Memorable Lines: The Echoes of Profound Truths

The lyrics ‘Wszystko trwa sam dobrze wiesz że upadamy wtedy gdy / Nasze życie przestaje być codziennym zdumieniem’ resonate as a haunting reminder. They blur into a mantra, inciting us to ponder where we stand in the continuum of contentment. To fall is human, but to fall because life has lost its sheen of novelty, takes the defeat to a deeper, personal level.

These lines become memorable not for their literary complexity but for their raw impact, their ability to slice through the facade of daily life and remind us that the extraordinary lies within our grasp, should we choose to seek it constantly and consciously.

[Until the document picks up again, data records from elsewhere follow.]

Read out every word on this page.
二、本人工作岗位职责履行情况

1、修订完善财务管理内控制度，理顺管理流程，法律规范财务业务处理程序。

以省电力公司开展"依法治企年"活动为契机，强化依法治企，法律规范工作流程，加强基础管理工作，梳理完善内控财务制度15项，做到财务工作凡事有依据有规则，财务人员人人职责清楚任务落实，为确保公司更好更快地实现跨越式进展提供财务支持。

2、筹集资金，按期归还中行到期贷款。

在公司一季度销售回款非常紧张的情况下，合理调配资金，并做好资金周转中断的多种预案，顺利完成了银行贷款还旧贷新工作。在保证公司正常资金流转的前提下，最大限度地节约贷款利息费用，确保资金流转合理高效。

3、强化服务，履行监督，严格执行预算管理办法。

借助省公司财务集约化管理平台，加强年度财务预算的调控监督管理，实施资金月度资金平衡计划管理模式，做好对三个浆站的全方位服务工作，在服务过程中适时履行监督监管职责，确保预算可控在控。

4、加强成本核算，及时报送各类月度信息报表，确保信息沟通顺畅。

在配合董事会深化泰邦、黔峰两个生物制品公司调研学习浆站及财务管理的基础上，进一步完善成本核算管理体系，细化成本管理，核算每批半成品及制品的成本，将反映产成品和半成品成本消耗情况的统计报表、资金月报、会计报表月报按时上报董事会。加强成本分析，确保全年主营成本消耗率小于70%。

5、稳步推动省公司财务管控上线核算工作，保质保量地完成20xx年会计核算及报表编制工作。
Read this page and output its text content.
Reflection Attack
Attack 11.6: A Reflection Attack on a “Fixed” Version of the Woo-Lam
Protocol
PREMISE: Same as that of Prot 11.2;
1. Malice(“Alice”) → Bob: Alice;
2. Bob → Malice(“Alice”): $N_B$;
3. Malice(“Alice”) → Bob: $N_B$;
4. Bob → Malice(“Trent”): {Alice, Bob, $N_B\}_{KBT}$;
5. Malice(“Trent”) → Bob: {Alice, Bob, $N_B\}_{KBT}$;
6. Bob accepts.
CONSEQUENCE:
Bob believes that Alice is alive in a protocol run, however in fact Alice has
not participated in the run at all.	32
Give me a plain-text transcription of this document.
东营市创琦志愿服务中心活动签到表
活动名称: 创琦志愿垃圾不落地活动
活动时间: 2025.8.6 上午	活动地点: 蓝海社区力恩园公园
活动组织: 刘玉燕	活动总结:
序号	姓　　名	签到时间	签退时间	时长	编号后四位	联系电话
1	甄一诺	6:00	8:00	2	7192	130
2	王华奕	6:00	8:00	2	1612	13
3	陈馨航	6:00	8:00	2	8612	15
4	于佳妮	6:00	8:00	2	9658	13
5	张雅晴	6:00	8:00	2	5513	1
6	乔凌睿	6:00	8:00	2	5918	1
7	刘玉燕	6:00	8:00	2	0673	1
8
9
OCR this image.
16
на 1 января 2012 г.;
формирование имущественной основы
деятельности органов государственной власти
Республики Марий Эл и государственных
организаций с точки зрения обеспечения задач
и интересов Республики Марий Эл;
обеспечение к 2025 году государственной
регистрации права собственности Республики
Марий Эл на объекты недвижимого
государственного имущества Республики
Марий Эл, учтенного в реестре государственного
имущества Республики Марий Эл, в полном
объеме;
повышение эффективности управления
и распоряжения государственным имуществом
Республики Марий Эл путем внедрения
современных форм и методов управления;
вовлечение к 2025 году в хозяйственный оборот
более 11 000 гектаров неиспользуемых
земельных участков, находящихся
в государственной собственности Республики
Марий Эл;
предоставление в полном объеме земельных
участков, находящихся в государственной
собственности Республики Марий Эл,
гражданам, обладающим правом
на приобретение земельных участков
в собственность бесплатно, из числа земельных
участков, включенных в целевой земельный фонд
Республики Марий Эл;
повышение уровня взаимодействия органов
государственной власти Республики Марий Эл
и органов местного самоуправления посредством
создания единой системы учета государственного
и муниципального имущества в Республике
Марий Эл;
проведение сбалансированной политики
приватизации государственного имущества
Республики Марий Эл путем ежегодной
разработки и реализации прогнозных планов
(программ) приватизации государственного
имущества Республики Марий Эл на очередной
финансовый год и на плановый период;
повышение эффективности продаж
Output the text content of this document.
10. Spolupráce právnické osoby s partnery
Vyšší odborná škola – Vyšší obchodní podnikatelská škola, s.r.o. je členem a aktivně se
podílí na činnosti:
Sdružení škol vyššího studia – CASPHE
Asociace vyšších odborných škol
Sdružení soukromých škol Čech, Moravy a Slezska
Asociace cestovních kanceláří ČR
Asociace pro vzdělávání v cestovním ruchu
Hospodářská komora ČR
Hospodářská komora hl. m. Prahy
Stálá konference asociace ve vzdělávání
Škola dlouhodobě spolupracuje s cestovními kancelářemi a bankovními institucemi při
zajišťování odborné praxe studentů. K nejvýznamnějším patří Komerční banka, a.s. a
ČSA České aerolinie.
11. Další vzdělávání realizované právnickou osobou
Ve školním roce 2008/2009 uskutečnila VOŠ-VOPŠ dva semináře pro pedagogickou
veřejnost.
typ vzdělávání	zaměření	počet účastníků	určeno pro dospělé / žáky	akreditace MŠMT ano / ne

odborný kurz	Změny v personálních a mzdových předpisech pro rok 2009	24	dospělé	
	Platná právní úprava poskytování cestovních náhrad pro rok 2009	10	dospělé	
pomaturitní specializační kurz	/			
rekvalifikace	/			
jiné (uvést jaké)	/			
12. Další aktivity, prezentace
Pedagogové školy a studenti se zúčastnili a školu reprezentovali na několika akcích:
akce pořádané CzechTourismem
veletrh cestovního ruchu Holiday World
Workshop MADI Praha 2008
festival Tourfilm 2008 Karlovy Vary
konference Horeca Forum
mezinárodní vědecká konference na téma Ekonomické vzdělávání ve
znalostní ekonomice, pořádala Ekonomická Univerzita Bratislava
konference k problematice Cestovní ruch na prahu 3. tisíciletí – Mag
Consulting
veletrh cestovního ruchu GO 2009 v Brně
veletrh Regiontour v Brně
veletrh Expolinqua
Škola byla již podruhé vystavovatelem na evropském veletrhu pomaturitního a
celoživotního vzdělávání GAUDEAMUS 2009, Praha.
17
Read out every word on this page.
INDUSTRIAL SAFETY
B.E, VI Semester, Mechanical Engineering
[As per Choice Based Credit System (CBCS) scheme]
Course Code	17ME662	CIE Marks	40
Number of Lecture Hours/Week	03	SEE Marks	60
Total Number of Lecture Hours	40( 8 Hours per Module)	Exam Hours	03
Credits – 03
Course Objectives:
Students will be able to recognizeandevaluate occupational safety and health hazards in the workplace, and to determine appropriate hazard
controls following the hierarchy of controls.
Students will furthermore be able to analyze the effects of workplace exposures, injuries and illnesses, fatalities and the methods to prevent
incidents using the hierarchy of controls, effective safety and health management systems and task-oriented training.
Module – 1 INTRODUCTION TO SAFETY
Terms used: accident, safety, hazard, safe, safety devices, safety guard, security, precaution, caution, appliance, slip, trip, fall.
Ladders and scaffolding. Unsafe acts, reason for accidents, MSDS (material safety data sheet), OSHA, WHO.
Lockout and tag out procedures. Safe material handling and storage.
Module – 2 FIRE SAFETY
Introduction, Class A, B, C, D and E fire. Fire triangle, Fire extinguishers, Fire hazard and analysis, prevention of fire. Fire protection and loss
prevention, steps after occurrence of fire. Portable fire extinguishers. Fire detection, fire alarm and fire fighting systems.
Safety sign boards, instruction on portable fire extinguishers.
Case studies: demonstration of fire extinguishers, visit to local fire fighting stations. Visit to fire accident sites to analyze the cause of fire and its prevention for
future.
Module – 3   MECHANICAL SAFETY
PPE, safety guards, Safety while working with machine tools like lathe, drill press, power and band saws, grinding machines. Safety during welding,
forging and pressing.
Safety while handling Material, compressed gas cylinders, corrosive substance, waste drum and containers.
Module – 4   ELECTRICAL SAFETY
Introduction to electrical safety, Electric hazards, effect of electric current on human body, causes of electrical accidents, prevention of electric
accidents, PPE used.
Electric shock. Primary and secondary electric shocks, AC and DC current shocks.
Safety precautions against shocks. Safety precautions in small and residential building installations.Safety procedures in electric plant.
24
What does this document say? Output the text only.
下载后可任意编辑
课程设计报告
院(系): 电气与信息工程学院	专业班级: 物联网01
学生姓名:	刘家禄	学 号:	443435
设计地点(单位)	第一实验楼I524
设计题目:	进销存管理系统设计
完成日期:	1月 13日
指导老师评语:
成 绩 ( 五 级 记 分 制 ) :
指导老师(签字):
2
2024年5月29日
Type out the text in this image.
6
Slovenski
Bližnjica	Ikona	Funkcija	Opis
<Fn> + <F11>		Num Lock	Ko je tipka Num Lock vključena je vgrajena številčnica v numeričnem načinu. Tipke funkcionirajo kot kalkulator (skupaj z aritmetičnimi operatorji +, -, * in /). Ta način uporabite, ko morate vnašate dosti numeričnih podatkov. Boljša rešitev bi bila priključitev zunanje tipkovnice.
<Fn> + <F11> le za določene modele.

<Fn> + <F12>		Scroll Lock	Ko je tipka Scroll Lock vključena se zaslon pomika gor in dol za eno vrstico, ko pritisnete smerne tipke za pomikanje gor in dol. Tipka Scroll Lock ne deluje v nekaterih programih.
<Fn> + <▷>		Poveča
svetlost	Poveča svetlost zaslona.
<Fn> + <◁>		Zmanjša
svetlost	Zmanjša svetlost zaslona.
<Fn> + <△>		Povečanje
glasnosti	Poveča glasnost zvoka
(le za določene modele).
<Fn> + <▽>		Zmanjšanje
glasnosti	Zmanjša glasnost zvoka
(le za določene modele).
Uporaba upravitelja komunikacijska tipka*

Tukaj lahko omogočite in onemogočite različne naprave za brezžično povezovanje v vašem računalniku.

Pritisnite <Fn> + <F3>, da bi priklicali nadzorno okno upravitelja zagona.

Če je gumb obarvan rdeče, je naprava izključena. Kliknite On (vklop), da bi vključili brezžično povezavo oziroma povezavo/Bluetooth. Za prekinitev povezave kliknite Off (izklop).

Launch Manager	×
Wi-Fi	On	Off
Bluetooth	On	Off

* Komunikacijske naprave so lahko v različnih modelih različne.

The Existential Encore: What the Song Leaves Us Considering

In a world where the tracks of thought are as plentiful as the day is long, ‘Mieć czy być’ stands out for compelling listeners to square up with their existential stance. What reverberates in the wake of the music is not just an earworm, but a series of questions about our state of being in this vast, complex world.

Are we beings with experiences fashioned through possessions, or is there merit to the soulful art of simply being? These questions signal the true, concealed layer within the song: a search for significance that defies the commodification of existence. ‘Mieć czy być’ thus becomes a modern lullaby for the contemplative soul, urging us to grapple with the nuances of a life lived authentically.